The thing is, I think Hunting High and Low still stands up really well as a record.  It doesn’t sound dated to me, maybe because I’m dated myself, but I can still put it on.  It’s not like necessarily a point of nostalgia that sort of functions as an, oh boy, those were the good old days. To me it’s just music. There’s no question, as with anything, it’s going to be very much evocative of its time. but I don’t think it’s a record that you can’t listen to now.  There are some things from that period of time that you just can’t get past that they were made in 1985 or 1986 or 1983, and I think Hunting High and Low, I think the quality of the songs transcends that.

SDE: As a reissue producer, is it more satisfying sometimes trying to work on a re-release where maybe it was under-appreciated the first time around?  I mean obviously this is a big selling record so everyone knows it, but is there more satisfaction in maybe reissuing East of Sun West of the Moon, or Memorial Beach, or something like that?

BI: Well yeah, I think if you can make a case for a record by, I mean sometimes you certainly, you celebrate the victory a little bit more if you manage to get something out that was maybe more of an ordeal to get people convinced to see your vision. It’s like that thing, it’s not hard to get someone interested in putting out a first Ramones album, but the tenth? So it’s a little of both. I mean I have track lists and proposals from Hunting High and Low that are literally from the tenth anniversary.  So it was such an incredible victory to get it out in 2010. It’s like “wow I can’t believe we finally got this to happen”.

SDE: Just on that, since you mention it, I’m assuming you don’t go armed with a load of data and research about demographics and population, and who’s going to buy it and who isn’t. Is it a kind of finger in the air and gut feeling and people’s trust in you and your ability to persuade them that this is the right thing to do?

BI: Well the answer is I think it’s a little of all of that.  I mean now that I’m functioning as an independent person, I’m not an employee of Warners. When I was working on the compilation in 2004, when I did the Singles, I was still an employee, so you’re in the company’s framework and you’re trying to champion things, but you do have to get the sales people interested, and people do have to champion it and that makes sense.  No one gets in business to lose money, and if you do, you can’t be in business for very long. So you have to deal with very realistic expectations and parameters, and so sometimes it is a little bit of that.  You’ve got to look at sales.

I mean obviously it helps to have a very cooperative artist and management that are keen to want to work with you to put something out.

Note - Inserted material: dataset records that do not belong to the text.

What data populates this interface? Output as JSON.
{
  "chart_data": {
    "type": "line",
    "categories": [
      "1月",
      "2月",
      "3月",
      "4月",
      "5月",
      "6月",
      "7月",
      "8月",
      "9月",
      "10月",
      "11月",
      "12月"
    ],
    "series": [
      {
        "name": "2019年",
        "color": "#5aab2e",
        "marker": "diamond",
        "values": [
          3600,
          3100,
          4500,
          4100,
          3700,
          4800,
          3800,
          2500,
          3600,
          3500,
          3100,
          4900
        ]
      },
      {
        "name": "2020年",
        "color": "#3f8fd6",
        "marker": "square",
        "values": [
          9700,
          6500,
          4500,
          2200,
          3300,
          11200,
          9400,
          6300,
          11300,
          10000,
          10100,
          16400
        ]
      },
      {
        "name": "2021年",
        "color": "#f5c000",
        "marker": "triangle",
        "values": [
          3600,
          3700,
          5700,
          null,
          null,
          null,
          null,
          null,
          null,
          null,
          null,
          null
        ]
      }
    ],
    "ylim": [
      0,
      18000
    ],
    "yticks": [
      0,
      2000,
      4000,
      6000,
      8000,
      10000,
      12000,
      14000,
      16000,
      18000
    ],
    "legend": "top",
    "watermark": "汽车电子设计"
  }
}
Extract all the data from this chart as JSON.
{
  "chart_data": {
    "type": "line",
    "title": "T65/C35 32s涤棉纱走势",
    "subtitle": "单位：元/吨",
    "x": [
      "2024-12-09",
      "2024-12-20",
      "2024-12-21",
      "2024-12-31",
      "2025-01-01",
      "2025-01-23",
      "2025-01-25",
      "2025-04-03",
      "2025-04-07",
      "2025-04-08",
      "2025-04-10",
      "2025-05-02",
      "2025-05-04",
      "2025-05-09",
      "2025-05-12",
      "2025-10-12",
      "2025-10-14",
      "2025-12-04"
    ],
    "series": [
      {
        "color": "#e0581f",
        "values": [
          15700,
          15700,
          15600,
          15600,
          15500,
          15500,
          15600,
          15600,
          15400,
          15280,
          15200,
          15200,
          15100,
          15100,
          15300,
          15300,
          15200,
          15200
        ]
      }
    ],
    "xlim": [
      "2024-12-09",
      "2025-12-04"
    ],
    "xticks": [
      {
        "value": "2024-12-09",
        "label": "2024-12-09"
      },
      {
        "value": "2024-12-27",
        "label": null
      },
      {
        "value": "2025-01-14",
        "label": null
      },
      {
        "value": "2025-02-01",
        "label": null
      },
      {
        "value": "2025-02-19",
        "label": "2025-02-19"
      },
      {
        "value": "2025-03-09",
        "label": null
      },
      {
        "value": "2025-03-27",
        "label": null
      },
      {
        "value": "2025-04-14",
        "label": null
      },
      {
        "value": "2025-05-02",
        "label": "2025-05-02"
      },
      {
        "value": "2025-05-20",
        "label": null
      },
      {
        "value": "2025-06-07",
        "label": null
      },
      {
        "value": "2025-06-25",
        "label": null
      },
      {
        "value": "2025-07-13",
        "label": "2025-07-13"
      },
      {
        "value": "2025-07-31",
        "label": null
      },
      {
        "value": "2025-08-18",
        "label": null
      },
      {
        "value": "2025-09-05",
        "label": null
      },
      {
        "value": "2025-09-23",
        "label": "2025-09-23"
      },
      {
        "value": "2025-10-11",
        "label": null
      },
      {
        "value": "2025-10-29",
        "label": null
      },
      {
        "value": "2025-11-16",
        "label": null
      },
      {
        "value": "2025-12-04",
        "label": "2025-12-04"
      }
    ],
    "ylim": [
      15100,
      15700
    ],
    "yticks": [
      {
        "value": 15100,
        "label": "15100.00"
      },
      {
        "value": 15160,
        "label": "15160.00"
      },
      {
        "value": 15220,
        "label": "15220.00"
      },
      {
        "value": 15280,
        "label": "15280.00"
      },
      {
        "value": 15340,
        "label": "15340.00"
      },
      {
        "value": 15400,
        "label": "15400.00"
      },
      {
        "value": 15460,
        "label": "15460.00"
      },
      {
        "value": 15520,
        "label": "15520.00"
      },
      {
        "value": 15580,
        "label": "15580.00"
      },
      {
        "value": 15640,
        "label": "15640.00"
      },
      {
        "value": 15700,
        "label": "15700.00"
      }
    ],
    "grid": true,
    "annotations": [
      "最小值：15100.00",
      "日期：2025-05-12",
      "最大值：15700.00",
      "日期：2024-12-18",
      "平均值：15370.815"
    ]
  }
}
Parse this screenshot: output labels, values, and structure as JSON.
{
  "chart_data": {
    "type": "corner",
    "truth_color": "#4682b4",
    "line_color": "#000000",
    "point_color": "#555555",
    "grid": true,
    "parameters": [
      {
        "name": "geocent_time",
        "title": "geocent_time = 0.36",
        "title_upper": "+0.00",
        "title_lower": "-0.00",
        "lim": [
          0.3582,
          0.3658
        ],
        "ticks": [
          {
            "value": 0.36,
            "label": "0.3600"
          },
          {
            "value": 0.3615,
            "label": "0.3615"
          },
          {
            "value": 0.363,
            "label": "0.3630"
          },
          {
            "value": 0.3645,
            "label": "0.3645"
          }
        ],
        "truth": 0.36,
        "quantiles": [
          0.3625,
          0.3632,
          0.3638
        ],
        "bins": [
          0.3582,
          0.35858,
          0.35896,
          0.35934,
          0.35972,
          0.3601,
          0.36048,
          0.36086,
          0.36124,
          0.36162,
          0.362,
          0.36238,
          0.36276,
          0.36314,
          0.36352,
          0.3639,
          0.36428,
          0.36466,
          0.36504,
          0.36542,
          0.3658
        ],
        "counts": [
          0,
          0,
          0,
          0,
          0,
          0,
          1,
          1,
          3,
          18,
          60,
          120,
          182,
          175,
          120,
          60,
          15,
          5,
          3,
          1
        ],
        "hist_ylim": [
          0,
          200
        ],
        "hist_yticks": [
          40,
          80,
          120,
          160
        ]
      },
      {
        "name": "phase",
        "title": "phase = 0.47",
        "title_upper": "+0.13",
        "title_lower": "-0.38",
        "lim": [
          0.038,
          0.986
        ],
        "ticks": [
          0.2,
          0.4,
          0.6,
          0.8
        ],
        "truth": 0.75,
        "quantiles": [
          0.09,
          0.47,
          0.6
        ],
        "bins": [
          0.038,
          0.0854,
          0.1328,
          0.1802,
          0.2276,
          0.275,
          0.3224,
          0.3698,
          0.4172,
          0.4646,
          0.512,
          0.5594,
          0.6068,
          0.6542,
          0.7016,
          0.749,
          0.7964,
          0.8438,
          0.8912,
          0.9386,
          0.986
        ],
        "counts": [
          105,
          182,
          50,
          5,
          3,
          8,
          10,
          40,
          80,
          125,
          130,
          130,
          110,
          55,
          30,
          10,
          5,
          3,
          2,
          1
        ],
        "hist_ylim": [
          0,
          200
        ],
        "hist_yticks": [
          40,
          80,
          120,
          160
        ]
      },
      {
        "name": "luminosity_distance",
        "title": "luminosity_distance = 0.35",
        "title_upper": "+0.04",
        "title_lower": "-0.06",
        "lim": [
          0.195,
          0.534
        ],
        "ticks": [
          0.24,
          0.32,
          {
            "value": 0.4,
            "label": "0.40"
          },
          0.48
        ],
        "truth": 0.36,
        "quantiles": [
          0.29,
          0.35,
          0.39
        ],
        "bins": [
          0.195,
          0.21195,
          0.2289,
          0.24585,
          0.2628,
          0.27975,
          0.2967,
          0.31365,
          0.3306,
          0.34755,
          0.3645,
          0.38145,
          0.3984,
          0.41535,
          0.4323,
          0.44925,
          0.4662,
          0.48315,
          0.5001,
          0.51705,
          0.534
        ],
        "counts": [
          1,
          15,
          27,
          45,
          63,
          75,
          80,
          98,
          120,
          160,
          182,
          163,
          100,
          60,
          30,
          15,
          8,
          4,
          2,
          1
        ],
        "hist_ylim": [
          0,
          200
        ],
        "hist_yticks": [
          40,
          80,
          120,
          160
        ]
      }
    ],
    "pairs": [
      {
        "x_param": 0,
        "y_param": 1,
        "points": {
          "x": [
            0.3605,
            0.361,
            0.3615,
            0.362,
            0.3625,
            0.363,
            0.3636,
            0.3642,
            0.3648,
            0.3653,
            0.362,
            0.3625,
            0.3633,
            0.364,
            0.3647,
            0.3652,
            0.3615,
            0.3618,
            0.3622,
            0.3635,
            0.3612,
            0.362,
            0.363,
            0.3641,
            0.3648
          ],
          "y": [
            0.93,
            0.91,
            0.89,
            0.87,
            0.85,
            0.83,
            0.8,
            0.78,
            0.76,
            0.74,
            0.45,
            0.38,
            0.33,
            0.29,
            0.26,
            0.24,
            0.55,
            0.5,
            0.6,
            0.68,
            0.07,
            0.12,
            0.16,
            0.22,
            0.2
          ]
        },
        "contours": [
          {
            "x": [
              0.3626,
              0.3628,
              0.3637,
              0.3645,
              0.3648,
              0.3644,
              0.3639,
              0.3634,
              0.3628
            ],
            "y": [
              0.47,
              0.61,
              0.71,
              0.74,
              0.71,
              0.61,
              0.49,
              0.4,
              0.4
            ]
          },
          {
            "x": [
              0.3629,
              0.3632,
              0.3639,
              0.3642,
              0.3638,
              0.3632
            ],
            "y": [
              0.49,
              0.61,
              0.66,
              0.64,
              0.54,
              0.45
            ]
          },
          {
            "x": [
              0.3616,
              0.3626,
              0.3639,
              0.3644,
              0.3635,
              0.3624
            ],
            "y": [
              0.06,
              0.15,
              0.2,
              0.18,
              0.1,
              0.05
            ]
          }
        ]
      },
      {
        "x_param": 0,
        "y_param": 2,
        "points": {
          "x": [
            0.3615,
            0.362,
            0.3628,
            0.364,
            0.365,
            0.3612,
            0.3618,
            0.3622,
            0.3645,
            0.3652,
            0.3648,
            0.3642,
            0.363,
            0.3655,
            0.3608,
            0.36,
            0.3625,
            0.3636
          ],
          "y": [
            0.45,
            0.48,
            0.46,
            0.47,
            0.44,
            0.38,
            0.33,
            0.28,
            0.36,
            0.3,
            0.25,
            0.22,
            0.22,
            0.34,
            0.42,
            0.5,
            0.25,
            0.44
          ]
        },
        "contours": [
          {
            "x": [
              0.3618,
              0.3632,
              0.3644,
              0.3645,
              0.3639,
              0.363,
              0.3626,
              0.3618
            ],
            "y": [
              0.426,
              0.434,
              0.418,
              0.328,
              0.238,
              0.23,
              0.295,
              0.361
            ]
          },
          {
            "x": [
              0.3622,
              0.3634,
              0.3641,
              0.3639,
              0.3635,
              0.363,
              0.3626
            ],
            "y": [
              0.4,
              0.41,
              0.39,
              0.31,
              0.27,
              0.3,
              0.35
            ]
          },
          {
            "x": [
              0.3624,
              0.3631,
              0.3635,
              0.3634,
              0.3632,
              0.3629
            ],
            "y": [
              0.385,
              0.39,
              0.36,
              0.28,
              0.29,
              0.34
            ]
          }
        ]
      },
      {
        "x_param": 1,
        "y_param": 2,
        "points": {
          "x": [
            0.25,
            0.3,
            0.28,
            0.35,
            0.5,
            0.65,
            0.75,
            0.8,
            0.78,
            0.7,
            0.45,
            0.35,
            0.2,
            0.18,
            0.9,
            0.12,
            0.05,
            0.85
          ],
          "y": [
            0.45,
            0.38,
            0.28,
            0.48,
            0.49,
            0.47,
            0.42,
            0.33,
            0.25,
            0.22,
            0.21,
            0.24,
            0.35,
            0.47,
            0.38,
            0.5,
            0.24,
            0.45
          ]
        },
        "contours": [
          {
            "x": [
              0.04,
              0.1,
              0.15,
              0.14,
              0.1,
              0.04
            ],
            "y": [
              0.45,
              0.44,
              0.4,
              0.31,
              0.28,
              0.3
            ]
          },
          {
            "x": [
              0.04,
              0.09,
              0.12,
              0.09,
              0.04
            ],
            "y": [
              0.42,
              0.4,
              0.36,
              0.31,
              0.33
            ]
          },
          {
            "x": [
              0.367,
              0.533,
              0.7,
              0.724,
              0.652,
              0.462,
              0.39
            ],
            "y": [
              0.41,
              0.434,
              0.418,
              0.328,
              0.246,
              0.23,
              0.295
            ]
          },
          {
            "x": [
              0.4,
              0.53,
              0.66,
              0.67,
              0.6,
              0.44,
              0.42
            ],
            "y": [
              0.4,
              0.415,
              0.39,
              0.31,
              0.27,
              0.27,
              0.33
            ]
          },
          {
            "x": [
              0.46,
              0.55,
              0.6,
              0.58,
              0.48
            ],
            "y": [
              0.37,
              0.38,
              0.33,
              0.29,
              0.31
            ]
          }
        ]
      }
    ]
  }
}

It’s a combination of all those things.  I know that’s a very cliché way of putting it, but it’s really true. You could have the best proposal in, to do a package, but if management says no or says no for now, then you’re going to wait.

SDE: So if the Hunting High and Low box does really well, will you be knocking on Rhino’s door to say “let’s do a similar set for the second album”?

BI: Well I mean it’s something you might want to think about. The problem you run into a lot of times is you have enough compelling material to actually expand it out yet again, and that’s not just music.  It can be packaging, it can be visuals. It can be can the band tell enough good stories that you’ve got a book?  So I guess I’d say never say never. Certainly if it’s successful, I can guarantee you it’ll be discussed. But right now I’m working on the albums three, four and five at the moment, and that’s kind of as far forward as I can think [details on this have since been announced]. I mean I feel if you’re a fan of the band, and I assume anyone that’s going to buy the deluxe edition is, I think that there’s some really excellent stuff that’s coming out on these next three, and with almost no exceptions, it’s almost all completely unreleased.


Bill Inglot was talking to Paul Sinclair for SuperDeluxeEdition. The SDE of a-ha’s Hunting High and Low is out now.